« Grey Gardens » : un demi-siècle après, le mystère persiste autour de ce documentaire culte
NEW YORK – Cinquante ans après sa sortie, le documentaire « Grey Gardens » continue de fasciner et de diviser. Réalisé par Albert et David Maysles, ce film de 1975 plonge dans l’univers excentrique d’Edith Beale, surnommée « Big Edie », et de sa fille Edith Beale, « Little Edie », cousine et tante de Jackie Kennedy, vivant dans un état de délabrement avancé dans leur demeure d’East Hampton, New York. Loin d’être un simple portrait de marginaux, « Grey Gardens » soulève des questions persistantes sur la classe sociale, la santé mentale, et la liberté individuelle.
L’histoire du film est presque aussi tumultueuse que celle de ses sujets. Avant même sa première projection au New York Film Festival en 1975, les critiques se sont déchaînés, accusant les Maysles d’exploitation et de voyeurisme. Rex Reed, un critique influent, a ouvertement reproché aux réalisateurs d’avoir « sali » l’image de Jackie Kennedy. Le film a même failli provoquer une altercation lors d’une projection de presse, selon le journal The Trenton Times.
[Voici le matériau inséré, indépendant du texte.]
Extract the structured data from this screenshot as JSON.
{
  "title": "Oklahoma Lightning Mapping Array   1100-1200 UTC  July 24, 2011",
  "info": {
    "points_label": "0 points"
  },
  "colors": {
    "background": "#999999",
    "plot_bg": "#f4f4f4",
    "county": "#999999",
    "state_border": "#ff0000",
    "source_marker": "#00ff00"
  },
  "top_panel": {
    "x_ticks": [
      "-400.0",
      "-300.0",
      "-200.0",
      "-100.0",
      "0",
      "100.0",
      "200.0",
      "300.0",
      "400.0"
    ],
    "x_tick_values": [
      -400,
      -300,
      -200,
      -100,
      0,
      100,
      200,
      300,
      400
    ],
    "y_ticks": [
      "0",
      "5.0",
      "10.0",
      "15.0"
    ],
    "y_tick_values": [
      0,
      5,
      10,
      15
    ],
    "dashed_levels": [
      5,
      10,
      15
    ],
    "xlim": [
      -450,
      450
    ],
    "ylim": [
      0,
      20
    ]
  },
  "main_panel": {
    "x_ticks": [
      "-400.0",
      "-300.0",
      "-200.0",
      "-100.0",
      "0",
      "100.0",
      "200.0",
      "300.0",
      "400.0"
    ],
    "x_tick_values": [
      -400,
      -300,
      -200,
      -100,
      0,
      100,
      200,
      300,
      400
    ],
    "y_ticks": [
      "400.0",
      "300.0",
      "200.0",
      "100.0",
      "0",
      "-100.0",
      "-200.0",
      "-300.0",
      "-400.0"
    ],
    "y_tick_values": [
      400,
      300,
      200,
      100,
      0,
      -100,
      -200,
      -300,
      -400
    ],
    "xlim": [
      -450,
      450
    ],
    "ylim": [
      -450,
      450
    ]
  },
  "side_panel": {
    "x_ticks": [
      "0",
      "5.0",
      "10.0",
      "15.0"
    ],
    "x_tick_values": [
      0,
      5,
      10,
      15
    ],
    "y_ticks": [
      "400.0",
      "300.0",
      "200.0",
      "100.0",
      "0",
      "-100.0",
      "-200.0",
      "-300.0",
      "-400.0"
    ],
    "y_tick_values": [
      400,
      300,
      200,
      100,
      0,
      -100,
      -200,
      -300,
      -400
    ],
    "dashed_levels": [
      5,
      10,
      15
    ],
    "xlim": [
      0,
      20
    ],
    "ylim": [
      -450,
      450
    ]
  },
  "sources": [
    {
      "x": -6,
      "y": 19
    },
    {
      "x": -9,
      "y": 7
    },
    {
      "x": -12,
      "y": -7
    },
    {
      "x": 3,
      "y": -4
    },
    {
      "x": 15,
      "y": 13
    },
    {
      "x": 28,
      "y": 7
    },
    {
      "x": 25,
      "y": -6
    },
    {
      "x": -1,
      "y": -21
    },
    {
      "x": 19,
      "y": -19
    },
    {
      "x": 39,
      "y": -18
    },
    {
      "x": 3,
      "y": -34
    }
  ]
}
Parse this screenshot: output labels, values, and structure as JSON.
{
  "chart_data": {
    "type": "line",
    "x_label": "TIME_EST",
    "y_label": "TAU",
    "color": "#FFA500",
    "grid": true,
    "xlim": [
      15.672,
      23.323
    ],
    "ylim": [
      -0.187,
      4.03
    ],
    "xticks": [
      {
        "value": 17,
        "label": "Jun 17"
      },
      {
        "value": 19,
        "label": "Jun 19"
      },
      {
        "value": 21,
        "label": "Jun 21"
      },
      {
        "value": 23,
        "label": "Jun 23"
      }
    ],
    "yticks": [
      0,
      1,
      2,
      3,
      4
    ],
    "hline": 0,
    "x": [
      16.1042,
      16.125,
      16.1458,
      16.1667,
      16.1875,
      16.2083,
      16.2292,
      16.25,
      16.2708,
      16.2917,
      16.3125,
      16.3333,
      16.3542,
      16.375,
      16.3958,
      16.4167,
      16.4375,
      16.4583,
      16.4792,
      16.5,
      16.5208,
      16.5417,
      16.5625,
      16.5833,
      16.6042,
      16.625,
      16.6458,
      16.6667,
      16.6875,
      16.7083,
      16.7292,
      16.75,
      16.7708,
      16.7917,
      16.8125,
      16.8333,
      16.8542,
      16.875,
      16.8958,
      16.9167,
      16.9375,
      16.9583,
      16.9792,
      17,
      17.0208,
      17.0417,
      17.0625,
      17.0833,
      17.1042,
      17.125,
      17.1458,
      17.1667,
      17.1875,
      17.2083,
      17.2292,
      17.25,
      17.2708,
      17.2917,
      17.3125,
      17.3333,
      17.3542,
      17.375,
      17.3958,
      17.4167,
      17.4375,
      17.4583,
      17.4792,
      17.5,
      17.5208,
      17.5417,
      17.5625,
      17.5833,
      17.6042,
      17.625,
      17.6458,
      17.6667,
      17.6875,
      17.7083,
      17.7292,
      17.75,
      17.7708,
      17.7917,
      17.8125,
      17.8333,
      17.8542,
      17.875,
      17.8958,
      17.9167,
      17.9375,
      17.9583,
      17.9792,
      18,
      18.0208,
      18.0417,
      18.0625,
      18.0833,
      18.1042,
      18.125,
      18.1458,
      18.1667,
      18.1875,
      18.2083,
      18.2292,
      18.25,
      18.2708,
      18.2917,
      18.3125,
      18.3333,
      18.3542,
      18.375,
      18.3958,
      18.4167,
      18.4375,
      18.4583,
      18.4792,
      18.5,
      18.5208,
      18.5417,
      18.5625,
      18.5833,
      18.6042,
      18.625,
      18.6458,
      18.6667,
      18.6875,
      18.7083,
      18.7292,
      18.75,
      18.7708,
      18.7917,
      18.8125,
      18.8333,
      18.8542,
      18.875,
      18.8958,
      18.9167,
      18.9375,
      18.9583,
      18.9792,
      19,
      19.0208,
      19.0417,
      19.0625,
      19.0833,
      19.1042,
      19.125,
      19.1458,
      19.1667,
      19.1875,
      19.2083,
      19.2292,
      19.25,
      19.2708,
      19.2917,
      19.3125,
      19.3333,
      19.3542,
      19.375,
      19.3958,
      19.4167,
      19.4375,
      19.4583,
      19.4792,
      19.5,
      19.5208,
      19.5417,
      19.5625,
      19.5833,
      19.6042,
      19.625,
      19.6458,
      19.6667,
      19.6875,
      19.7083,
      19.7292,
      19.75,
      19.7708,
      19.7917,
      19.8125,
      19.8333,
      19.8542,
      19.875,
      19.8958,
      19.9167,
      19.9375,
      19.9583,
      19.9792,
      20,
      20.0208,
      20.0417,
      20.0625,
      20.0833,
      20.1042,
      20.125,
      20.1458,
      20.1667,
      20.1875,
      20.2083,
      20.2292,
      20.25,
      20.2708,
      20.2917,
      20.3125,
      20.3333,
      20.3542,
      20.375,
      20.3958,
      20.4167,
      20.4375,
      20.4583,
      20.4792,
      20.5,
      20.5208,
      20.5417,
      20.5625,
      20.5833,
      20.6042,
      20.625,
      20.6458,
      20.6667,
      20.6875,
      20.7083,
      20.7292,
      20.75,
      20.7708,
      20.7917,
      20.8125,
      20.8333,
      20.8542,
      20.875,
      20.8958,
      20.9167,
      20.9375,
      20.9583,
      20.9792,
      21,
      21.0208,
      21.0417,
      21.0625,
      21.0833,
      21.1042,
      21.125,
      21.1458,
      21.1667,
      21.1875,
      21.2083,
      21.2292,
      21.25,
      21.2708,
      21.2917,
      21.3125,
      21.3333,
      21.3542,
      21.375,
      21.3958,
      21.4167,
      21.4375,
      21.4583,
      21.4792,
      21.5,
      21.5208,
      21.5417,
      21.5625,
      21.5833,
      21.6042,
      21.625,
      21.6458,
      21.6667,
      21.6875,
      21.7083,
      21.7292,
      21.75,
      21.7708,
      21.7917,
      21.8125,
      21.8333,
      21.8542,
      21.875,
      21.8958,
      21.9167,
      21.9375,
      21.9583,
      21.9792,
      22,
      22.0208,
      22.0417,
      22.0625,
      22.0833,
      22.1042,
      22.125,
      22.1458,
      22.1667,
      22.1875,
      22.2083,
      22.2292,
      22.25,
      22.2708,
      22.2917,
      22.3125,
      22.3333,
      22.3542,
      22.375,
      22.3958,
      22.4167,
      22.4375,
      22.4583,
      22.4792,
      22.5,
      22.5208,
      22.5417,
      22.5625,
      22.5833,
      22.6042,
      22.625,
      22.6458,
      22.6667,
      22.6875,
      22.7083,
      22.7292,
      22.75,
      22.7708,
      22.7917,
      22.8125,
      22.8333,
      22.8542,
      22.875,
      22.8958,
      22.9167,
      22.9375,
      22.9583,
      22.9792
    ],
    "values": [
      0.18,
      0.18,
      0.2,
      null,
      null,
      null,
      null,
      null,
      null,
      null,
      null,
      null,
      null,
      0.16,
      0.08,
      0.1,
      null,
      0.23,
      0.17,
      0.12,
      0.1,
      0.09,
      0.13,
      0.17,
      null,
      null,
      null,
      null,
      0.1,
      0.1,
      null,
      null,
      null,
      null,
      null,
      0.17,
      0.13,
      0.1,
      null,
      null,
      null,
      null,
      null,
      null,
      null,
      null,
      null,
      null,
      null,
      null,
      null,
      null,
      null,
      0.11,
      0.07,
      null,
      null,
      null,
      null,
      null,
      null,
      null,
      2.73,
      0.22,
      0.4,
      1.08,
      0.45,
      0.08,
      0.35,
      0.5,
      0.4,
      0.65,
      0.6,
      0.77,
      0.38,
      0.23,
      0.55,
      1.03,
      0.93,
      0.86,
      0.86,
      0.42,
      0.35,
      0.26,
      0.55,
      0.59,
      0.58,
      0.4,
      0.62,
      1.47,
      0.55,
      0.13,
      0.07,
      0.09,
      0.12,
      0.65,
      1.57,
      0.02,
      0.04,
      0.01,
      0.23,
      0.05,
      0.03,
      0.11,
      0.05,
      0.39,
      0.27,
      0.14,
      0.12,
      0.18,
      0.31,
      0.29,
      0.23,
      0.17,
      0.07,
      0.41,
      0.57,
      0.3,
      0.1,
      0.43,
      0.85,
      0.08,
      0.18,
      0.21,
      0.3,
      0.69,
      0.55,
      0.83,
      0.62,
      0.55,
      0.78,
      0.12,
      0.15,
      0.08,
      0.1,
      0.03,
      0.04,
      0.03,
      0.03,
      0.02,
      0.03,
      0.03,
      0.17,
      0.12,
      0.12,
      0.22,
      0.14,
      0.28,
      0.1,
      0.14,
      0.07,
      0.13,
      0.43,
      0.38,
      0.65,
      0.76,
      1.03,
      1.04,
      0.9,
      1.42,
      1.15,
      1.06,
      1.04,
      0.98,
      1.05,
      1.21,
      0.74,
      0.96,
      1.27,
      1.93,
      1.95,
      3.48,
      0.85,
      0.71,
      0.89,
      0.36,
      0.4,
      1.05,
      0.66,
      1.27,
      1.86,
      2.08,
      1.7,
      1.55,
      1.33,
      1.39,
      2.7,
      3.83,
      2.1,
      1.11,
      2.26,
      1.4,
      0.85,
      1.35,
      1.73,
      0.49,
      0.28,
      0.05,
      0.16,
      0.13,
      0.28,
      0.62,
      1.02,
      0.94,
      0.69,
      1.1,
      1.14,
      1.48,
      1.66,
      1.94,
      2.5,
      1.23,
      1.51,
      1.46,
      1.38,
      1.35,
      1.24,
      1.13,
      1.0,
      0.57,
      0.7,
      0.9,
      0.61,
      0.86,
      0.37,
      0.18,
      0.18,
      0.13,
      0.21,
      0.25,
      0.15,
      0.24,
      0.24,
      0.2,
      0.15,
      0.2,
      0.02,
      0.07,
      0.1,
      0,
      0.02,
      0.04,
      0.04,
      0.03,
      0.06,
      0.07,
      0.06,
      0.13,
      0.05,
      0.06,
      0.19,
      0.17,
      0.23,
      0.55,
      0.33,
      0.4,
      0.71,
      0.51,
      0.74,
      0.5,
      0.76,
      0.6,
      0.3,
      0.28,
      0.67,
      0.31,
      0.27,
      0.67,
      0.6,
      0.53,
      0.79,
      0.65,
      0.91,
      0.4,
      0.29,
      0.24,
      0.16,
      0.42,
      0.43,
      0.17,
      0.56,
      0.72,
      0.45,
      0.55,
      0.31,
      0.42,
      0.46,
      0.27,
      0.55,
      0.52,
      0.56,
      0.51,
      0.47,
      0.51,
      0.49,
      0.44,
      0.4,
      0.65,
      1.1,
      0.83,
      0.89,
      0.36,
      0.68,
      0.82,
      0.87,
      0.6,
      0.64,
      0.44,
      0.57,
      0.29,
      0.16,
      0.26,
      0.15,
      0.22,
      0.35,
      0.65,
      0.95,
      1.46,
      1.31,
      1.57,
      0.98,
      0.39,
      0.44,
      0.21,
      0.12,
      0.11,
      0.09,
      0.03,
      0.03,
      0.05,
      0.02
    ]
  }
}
Le projet initial des Maysles ne portait pas sur les Beale. Ils avaient été engagés par Lee Radziwill, la sœur de Jackie Kennedy, pour réaliser un documentaire sur les étés de la famille Kennedy dans les Hamptons. Mais c’est la présence magnétique des deux Edith qui a captivé l’attention des cinéastes. Radziwill, consciente du potentiel du sujet, a finalement abandonné son projet personnel, laissant les Maysles se concentrer sur les Beale.
Le film, tourné avec une approche « cinéma vérité » – une tentative de capturer la réalité sans intervention du réalisateur – offre un regard intime sur la vie quotidienne des deux femmes. Elles vivaient dans une maison en ruine, entourées de chats et de ratons laveurs, coupées du monde extérieur et de leur héritage familial.
« Grey Gardens » a rapidement acquis le statut de film culte, mais son interprétation reste complexe. Certains y voient des victimes d’un système patriarcal qui les a marginalisées et exploitées. D’autres les considèrent comme des femmes rebelles, refusant de se conformer aux normes sociales et choisissant de vivre selon leurs propres règles.
Matthew Tinkcom, professeur de communication à l’Université de Georgetown et auteur d’une étude sur le film, souligne que le contexte de l’époque – en pleine effervescence du mouvement féministe – a influencé la réception du film. La question de savoir si les Beale étaient des victimes ou des actrices de leur propre destin a alimenté un débat qui dure encore aujourd’hui.
Les Beale ont reçu un paiement modeste de 5 000 dollars chacune pour leur participation au film, soit environ 30 000 dollars actuels. Elles espéraient percevoir des droits d’auteur substantiels, mais cet espoir ne s’est jamais concrétisé, comme c’est souvent le cas pour les sujets de documentaires.
Plus d’un demi-siècle après sa sortie, « Grey Gardens » continue de susciter la réflexion et l’interprétation. Le film, disponible en intégralité sur YouTube (https://www.youtube.com/watch?v=8glmZSupHgM), demeure un témoignage fascinant d’une époque et d’une famille hors du commun. Il interroge notre rapport à la normalité, à la folie, et à la complexité de la condition humaine.